Nystrom argues, nevertheless, that Aetna failed to adequately investigate her claim and request additional records. Specifically, Nystrom argues that Aetna abused its discretion by "deny[ing] the claim without explanation and without obtaining relevant information." Booton v. Lockheed Med. Benefit Plan , 110 F.3d 1461, 1464 (9th Cir. 1997) (citations omitted). Aetna, however, obtained all necessary information required to make its benefit determination, even engaging in telephonic communication with Nystrom's treating physicians to ascertain her claim and her symptoms. See Admin. R. 179. Moreover, as already explained, Aetna informed Nystrom of the reasons for its denial. Further, Aetna offered Nystrom the opportunity to submit additional materials. Id. at 152. As a result, the argument that Aetna abused its discretion by failing to acquire necessary information is unavailing.

Nystrom next argues that Aetna ignored the psychiatric opinions of her treating physicians, who opined that residential treatment was medically necessary. Opinions of treating physicians, however, are not automatically entitled to greater weight than reviewing physicians. Cf. Midgett , 561 F.3d at 897 ("The Supreme Court has recognized that treating physicians are not automatically entitled to special weight in disability determinations under ERISA."). Rather, a "plan administrator has discretion to deny benefits based upon its acceptance of the opinions of reviewing physicians over the conflicting opinions of the claimant's treating physician unless the record does not support the denial." Id . (citation and internal quotation marks omitted). As already explained, substantial evidence in the record supported the denial of benefits, and as a result, Aetna did not abuse its discretion by crediting the opinions of its reviewing doctors.[3]

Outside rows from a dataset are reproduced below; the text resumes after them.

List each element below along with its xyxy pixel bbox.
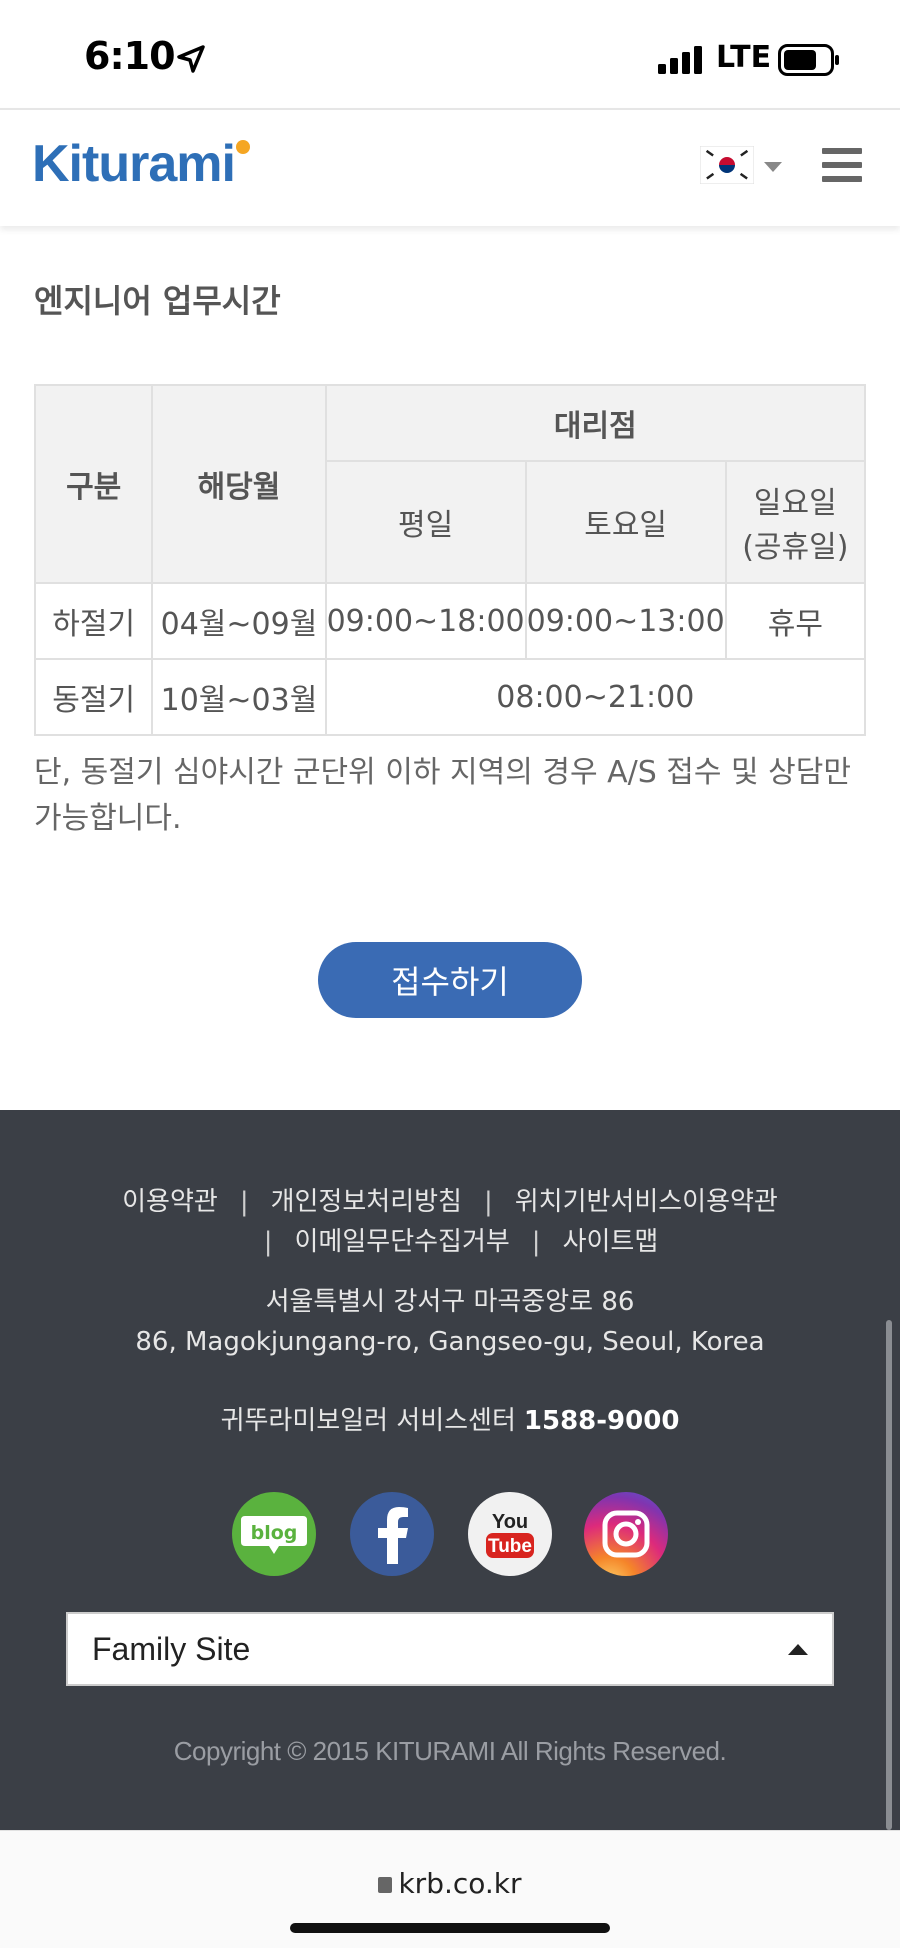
cell-all-hours: 08:00~21:00 xyxy=(324,658,867,736)
facebook-icon[interactable] xyxy=(350,1492,434,1576)
cell-sunday: 휴무 xyxy=(724,582,867,660)
separator: | xyxy=(239,1187,249,1217)
footer-link-email-refusal[interactable]: 이메일무단수집거부 xyxy=(295,1227,510,1257)
blog-icon[interactable]: blog xyxy=(232,1492,316,1576)
header-saturday: 토요일 xyxy=(524,460,727,584)
address-english: 86, Magokjungang-ro, Gangseo-gu, Seoul, … xyxy=(135,1327,765,1357)
family-site-label: Family Site xyxy=(92,1630,251,1667)
cell-months: 04월~09월 xyxy=(151,582,327,660)
signal-strength-icon xyxy=(658,46,702,74)
cell-weekday: 09:00~18:00 xyxy=(324,582,527,660)
status-bar: 6:10 LTE xyxy=(0,0,900,108)
status-time: 6:10 xyxy=(84,34,176,78)
caret-up-icon xyxy=(788,1644,808,1655)
korea-flag-icon[interactable] xyxy=(700,146,754,184)
url-display[interactable]: krb.co.kr xyxy=(0,1867,900,1900)
cell-saturday: 09:00~13:00 xyxy=(524,582,727,660)
copyright-text: Copyright © 2015 KITURAMI All Rights Res… xyxy=(173,1736,727,1766)
youtube-icon[interactable]: You Tube xyxy=(468,1492,552,1576)
engineer-hours-table: 구분 해당월 대리점 평일 토요일 일요일 (공휴일) 하절기 04월~09월 … xyxy=(33,384,867,736)
network-type: LTE xyxy=(716,40,772,75)
separator: | xyxy=(263,1227,273,1257)
footer-link-terms[interactable]: 이용약관 xyxy=(122,1187,218,1217)
header-weekday: 평일 xyxy=(324,460,527,584)
header-sunday-line1: 일요일 xyxy=(753,486,837,521)
table-row: 동절기 10월~03월 08:00~21:00 xyxy=(33,658,867,736)
table-row: 하절기 04월~09월 09:00~18:00 09:00~13:00 휴무 xyxy=(33,582,867,660)
youtube-label-top: You xyxy=(492,1511,528,1533)
site-footer: 이용약관 | 개인정보처리방침 | 위치기반서비스이용약관 | 이메일무단수집거부 | 사이트… xyxy=(0,1110,900,1830)
battery-icon xyxy=(778,44,839,76)
service-center-label: 귀뚜라미보일러 서비스센터 xyxy=(220,1406,516,1436)
hamburger-menu-icon[interactable] xyxy=(822,148,862,188)
service-center: 귀뚜라미보일러 서비스센터 1588-9000 xyxy=(0,1400,900,1437)
header-gubun: 구분 xyxy=(33,384,154,584)
footer-address: 서울특별시 강서구 마곡중앙로 86 86, Magokjungang-ro, … xyxy=(0,1282,900,1362)
separator: | xyxy=(483,1187,493,1217)
browser-address-bar[interactable]: krb.co.kr xyxy=(0,1830,900,1948)
home-indicator[interactable] xyxy=(290,1923,610,1933)
header-sunday: 일요일 (공휴일) xyxy=(724,460,867,584)
footer-link-location-terms[interactable]: 위치기반서비스이용약관 xyxy=(515,1187,778,1217)
url-text: krb.co.kr xyxy=(398,1867,522,1900)
separator: | xyxy=(531,1227,541,1257)
cell-season: 하절기 xyxy=(33,582,154,660)
service-center-number[interactable]: 1588-9000 xyxy=(524,1406,680,1436)
footer-link-privacy[interactable]: 개인정보처리방침 xyxy=(271,1187,462,1217)
header-month: 해당월 xyxy=(151,384,327,584)
header-agency: 대리점 xyxy=(324,384,867,462)
notice-text: 단, 동절기 심야시간 군단위 이하 지역의 경우 A/S 접수 및 상담만 가… xyxy=(34,755,851,836)
family-site-select[interactable]: Family Site xyxy=(66,1612,834,1686)
header-sunday-line2: (공휴일) xyxy=(742,530,849,565)
submit-button[interactable]: 접수하기 xyxy=(318,942,582,1018)
lock-icon xyxy=(378,1877,393,1893)
address-korean: 서울특별시 강서구 마곡중앙로 86 xyxy=(265,1287,635,1317)
section-title: 엔지니어 업무시간 xyxy=(34,282,281,320)
kiturami-logo[interactable]: Kiturami xyxy=(32,134,236,194)
language-dropdown-caret-icon[interactable] xyxy=(764,162,782,172)
blog-label: blog xyxy=(251,1522,298,1544)
cell-season: 동절기 xyxy=(33,658,154,736)
social-links: blog You Tube xyxy=(232,1492,672,1578)
footer-link-sitemap[interactable]: 사이트맵 xyxy=(563,1227,659,1257)
instagram-icon[interactable] xyxy=(584,1492,668,1576)
page-scrollbar[interactable] xyxy=(886,1320,892,1830)
location-arrow-icon xyxy=(177,45,205,73)
footer-links: 이용약관 | 개인정보처리방침 | 위치기반서비스이용약관 | 이메일무단수집거부 | 사이트… xyxy=(0,1182,900,1262)
site-header: Kiturami xyxy=(0,108,900,226)
logo-dot xyxy=(236,140,250,154)
youtube-label-bottom: Tube xyxy=(488,1536,532,1557)
cell-months: 10월~03월 xyxy=(151,658,327,736)
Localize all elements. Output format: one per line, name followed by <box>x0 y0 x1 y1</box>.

Finally, Nystrom argues that Aetna abused its discretion by improperly relying on its Level of Care Assessment Tool (LOCAT). "A plan administrator can rely on internal rules or policies, " however, "if th[o]se rules or policies reasonably interpret the plan." Smith v. Health Servs. Of Coshocton , 314 F.App'x 848, 859 (6th Cir. 2009) (citations omitted). Here, although Aetna's reviewers used LOCAT when analyzing Nystrom's claim, they did not do so exclusively. Indeed, as already explained, the record is replete with the reviewers' rationale for their denials, only a small portion of which relates to LOCAT. See, e.g., Admin. R. 177, 179. As a result, Nystrom's argument that Aetna improperly relied on the LOCAT metric is without merit. Therefore, the court concludes that Aetna did not abuse its discretion when it denied Nystrom's claim for benefits, and summary judgment for defendants is warranted.

CONCLUSION

Accordingly, based on the above, IT IS HEREBY ORDERED that:

1. The motion for summary judgment by plaintiff [ECF No. 71] is denied;

2. The motion for summary judgment be defendants [ECF No. 73] is granted;

3. The motion to strike pleading [ECF No. 80] is granted;

4. The motion to strike pleading [ECF No. 91] is denied; and

5. The motion for leave to file reply [ECF No. 92] is granted.

LET JUDGMENT BE ENTERED ACCORDINGLY.